Rigor mortis had settled in. Rigor mortis is when a chemical change in the muscles of the human body causes the limbs to stiffen. It’s the beginning of decomposition.

Cannibalism had crossed my mind before. I had read about a south American tribe that practiced cannibalism.

My hunger was getting to me, blurring my thoughts and making me want to become a cannibal. So, I did it. I ate human flesh, and it wasn’t bad if you plug your nose. The olfactory system coincides with the system that allows taste, and blocking that off didn’t make it taste as bad. It satisfied the hunger. Not cooking it, however, wasn’t my best idea. Bacteria was teeming the bodies, and it did make me sick. When I was arrested, I was horribly sick, and that’s what gave it away to the police that I had something to do with the murders.

I was arrested on the fourth of July, around six at night. The neighbor who was a little too nosy for her own good spotted me through the basement window. She called the police, and I was arrested.

I vomited all over the backseat of the police car, and was taken to the hospital where I was treated and found out to be cannibalistic. It’s not like I enjoyed the cannibalism. It’s disgusting. I just tell people I enjoy it so they’ll be afraid of me.

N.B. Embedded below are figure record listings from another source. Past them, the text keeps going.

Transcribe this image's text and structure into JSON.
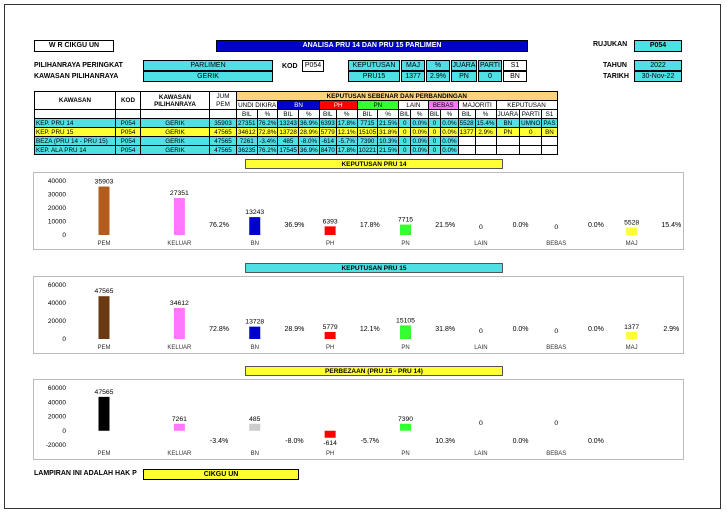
{
  "header": {
    "author_label": "W R CIKGU UN",
    "title": "ANALISA PRU 14 DAN PRU 15 PARLIMEN",
    "rujukan_label": "RUJUKAN",
    "rujukan_value": "P054",
    "pilihanraya_label": "PILIHANRAYA PERINGKAT",
    "pilihanraya_value": "PARLIMEN",
    "kawasan_label": "KAWASAN PILIHANRAYA",
    "kawasan_value": "GERIK",
    "kod_label": "KOD",
    "kod_value": "P054",
    "keputusan_label": "KEPUTUSAN",
    "keputusan_sub": "PRU15",
    "maj_label": "MAJ",
    "maj_value": "1377",
    "pct_label": "%",
    "pct_value": "2.9%",
    "juara_label": "JUARA",
    "juara_value": "PN",
    "parti_label": "PARTI",
    "parti_value": "0",
    "s1_label": "S1",
    "s1_value": "BN",
    "tahun_label": "TAHUN",
    "tahun_value": "2022",
    "tarikh_label": "TARIKH",
    "tarikh_value": "30-Nov-22"
  },
  "table": {
    "group_header": "KEPUTUSAN SEBENAR DAN PERBANDINGAN",
    "col_kawasan": "KAWASAN",
    "col_kod": "KOD",
    "col_kawasan_pil": "KAWASAN PILIHANRAYA",
    "col_jum": "JUM",
    "col_pem": "PEM",
    "col_undi": "UNDI DIKIRA",
    "col_bn": "BN",
    "col_ph": "PH",
    "col_pn": "PN",
    "col_lain": "LAIN",
    "col_bebas": "BEBAS",
    "col_majoriti": "MAJORITI",
    "col_keputusan": "KEPUTUSAN",
    "sub_bil": "BIL",
    "sub_pct": "%",
    "sub_juara": "JUARA",
    "sub_parti": "PARTI",
    "sub_s1": "S1",
    "rows": [
      {
        "name": "KEP. PRU 14",
        "kod": "P054",
        "kaw": "GERIK",
        "jum": "35903",
        "undi": "27351",
        "undi_p": "76.2%",
        "bn": "13243",
        "bn_p": "36.9%",
        "ph": "6393",
        "ph_p": "17.8%",
        "pn": "7715",
        "pn_p": "21.5%",
        "lain": "0",
        "lain_p": "0.0%",
        "bebas": "0",
        "bebas_p": "0.0%",
        "maj": "5528",
        "maj_p": "15.4%",
        "juara": "BN",
        "parti": "UMNO",
        "s1": "PAS"
      },
      {
        "name": "KEP. PRU 15",
        "kod": "P054",
        "kaw": "GERIK",
        "jum": "47565",
        "undi": "34612",
        "undi_p": "72.8%",
        "bn": "13728",
        "bn_p": "28.9%",
        "ph": "5779",
        "ph_p": "12.1%",
        "pn": "15105",
        "pn_p": "31.8%",
        "lain": "0",
        "lain_p": "0.0%",
        "bebas": "0",
        "bebas_p": "0.0%",
        "maj": "1377",
        "maj_p": "2.9%",
        "juara": "PN",
        "parti": "0",
        "s1": "BN"
      },
      {
        "name": "BEZA (PRU 14 - PRU 15)",
        "kod": "P054",
        "kaw": "GERIK",
        "jum": "47565",
        "undi": "7261",
        "undi_p": "-3.4%",
        "bn": "485",
        "bn_p": "-8.0%",
        "ph": "-614",
        "ph_p": "-5.7%",
        "pn": "7390",
        "pn_p": "10.3%",
        "lain": "0",
        "lain_p": "0.0%",
        "bebas": "0",
        "bebas_p": "0.0%"
      },
      {
        "name": "KEP. ALA PRU 14",
        "kod": "P054",
        "kaw": "GERIK",
        "jum": "47565",
        "undi": "36235",
        "undi_p": "76.2%",
        "bn": "17545",
        "bn_p": "36.9%",
        "ph": "8470",
        "ph_p": "17.8%",
        "pn": "10221",
        "pn_p": "21.5%",
        "lain": "0",
        "lain_p": "0.0%",
        "bebas": "0",
        "bebas_p": "0.0%"
      }
    ]
  },
  "footer": {
    "note": "LAMPIRAN INI ADALAH HAK P",
    "owner": "CIKGU UN"
  },
  "colors": {
    "pem": "#b35c1e",
    "keluar": "#ff77ff",
    "bn": "#0000cc",
    "ph": "#ff0000",
    "pn": "#33ff33",
    "maj": "#ffff33",
    "pem15": "#6b3a12",
    "pem_diff": "#000000"
  },
  "chart_data": [
    {
      "type": "bar",
      "title": "KEPUTUSAN PRU 14",
      "categories": [
        "PEM",
        "KELUAR",
        "BN",
        "PH",
        "PN",
        "LAIN",
        "BEBAS",
        "MAJ"
      ],
      "values": [
        35903,
        27351,
        13243,
        6393,
        7715,
        0,
        0,
        5528
      ],
      "value_labels": [
        "35903",
        "27351",
        "13243",
        "6393",
        "7715",
        "0",
        "0",
        "5528"
      ],
      "pct_labels": [
        "",
        "76.2%",
        "36.9%",
        "17.8%",
        "21.5%",
        "0.0%",
        "0.0%",
        "15.4%"
      ],
      "yticks": [
        "40000",
        "30000",
        "20000",
        "10000",
        "0"
      ],
      "ylim": [
        0,
        40000
      ]
    },
    {
      "type": "bar",
      "title": "KEPUTUSAN PRU 15",
      "categories": [
        "PEM",
        "KELUAR",
        "BN",
        "PH",
        "PN",
        "LAIN",
        "BEBAS",
        "MAJ"
      ],
      "values": [
        47565,
        34612,
        13728,
        5779,
        15105,
        0,
        0,
        1377
      ],
      "value_labels": [
        "47565",
        "34612",
        "13728",
        "5779",
        "15105",
        "0",
        "0",
        "1377"
      ],
      "pct_labels": [
        "",
        "72.8%",
        "28.9%",
        "12.1%",
        "31.8%",
        "0.0%",
        "0.0%",
        "2.9%"
      ],
      "yticks": [
        "60000",
        "40000",
        "20000",
        "0"
      ],
      "ylim": [
        0,
        60000
      ]
    },
    {
      "type": "bar",
      "title": "PERBEZAAN (PRU 15 - PRU 14)",
      "categories": [
        "PEM",
        "KELUAR",
        "BN",
        "PH",
        "PN",
        "LAIN",
        "BEBAS"
      ],
      "values": [
        47565,
        7261,
        485,
        -614,
        7390,
        0,
        0
      ],
      "value_labels": [
        "47565",
        "7261",
        "485",
        "-614",
        "7390",
        "0",
        "0"
      ],
      "pct_labels": [
        "",
        "-3.4%",
        "-8.0%",
        "-5.7%",
        "10.3%",
        "0.0%",
        "0.0%"
      ],
      "yticks": [
        "60000",
        "40000",
        "20000",
        "0",
        "-20000"
      ],
      "ylim": [
        -20000,
        60000
      ]
    }
  ]
}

Timmy was sent to live with my grandparents, who had told me to my face in the hospital that I was a insane psycho messed up child and that they wanted absolutely nothing to do with me. I was fine with it because for one thing, I was sicker than a dog, and two, I knew what I was.

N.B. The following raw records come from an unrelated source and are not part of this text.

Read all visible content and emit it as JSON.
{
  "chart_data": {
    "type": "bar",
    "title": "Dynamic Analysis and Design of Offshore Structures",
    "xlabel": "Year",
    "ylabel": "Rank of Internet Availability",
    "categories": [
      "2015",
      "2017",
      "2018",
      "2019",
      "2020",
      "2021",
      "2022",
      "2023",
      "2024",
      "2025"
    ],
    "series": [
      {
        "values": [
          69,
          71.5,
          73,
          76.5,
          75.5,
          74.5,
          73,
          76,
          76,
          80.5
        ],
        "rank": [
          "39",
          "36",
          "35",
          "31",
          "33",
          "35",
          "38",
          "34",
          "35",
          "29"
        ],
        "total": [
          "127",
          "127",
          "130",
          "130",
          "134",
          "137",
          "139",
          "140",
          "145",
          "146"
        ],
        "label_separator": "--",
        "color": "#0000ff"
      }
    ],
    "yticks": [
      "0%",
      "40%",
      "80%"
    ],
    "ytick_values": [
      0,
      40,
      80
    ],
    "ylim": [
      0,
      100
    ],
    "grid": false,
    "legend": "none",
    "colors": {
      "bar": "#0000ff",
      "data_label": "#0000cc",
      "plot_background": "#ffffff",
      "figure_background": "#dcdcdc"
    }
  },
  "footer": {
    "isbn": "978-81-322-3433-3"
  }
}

I was put on trial right after I was discharged from the hospital. The trial was broadcasted live on television. Because of the atrocity of the crime, I was tried as an adult, and if I was convicted, I would be sent to an adult prison. I had not told the jury exactly what I had done, but I confessed and pled guilty. I knew I did it and there was no use in lying. What the jury didn’t know was that I was very mentally ill, and that was the reason I had done what I had done.

I was convicted of the murders of my parents on December 17th, 2005 and sentenced to life in a federal prison with no chance of parole.

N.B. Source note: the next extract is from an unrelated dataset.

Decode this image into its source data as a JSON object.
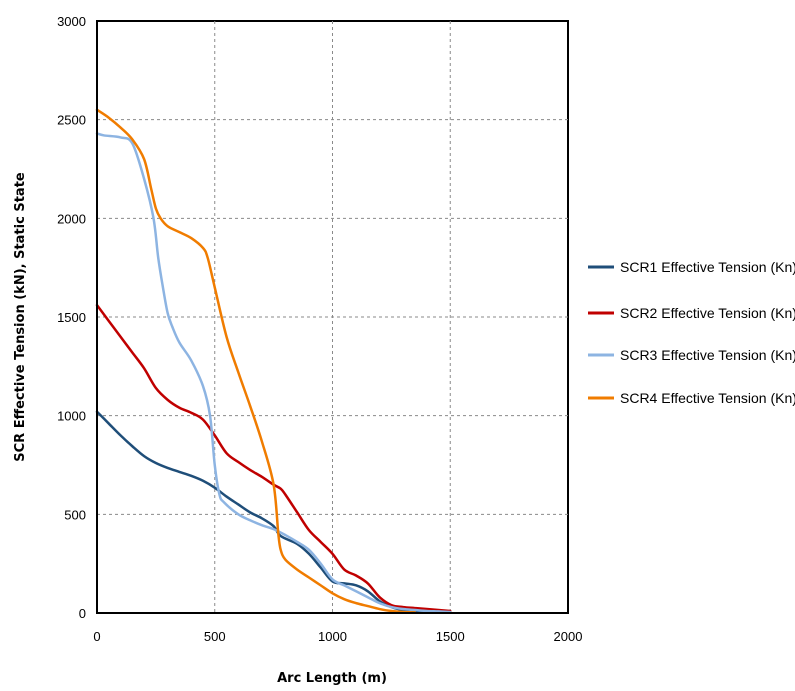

A young girl at my age isn’t supposed to be in an adult prison. Being a female, I was put in a women’s prison. People may say that women can’t be pedophiles and rapists, but believe me, they can. I was the youngest convict ever to reside at that prison, and since I was only 12, I was weak. So weak that I was raped five times consecutively.

I had never felt more vulnerable in my life than at the time of the rapes. I felt helpless, and that was the only time I had ever cried. If the rapes did teach me something, they taught me that the only way you will not get hurt or harmed was to become a bitch, and fight. Before I was incarcerated, I was shy and didn’t talk to anyone other than myself. After I had been raped five times by the other inmates, I became mean, violent and cruel. I had become more cold-hearted than I was before. I figured it was the only way to keep me safe. I fought back.

I made a plan to escape, and executed the plan on September 14th, 2006. I found a section in the gate at the end of my cellblock that I could fit through. The bars were apart just enough that if I held my breath and made myself smaller, I could fit through them. I ran as fast as I could ending up killing four guards by strangling them with my bare hands. I ran out of the prison gates, climbing the tall, barbed wire topped fences, and struggled through the pain to freedom.

My newfound freedom was shortened when the police found me bleeding on the side of the road from severe cuts obtained by the barbed wire. I was re-arrested, but this time, I was taken to a mental ward at a hospital. They tested me neurologically, doing MRI’s as well as psychological tests, and the doctors found all of my mental illnesses.

I confessed to the murders, describing them in full detail to the psychologist. While I was tested, I was staying at the mental hospital. I became too much of a handful and safety hazard to the doctors so they sent me to Nevada Institute for the Juvenile Criminally Insane, where I was fitted with a straitjacket, had shackles placed on my ankles so I couldn’t run away, and thrown into a blindingly white padded cell, finally locked up in a place where I belonged. An insane asylum, also known as my personal hell.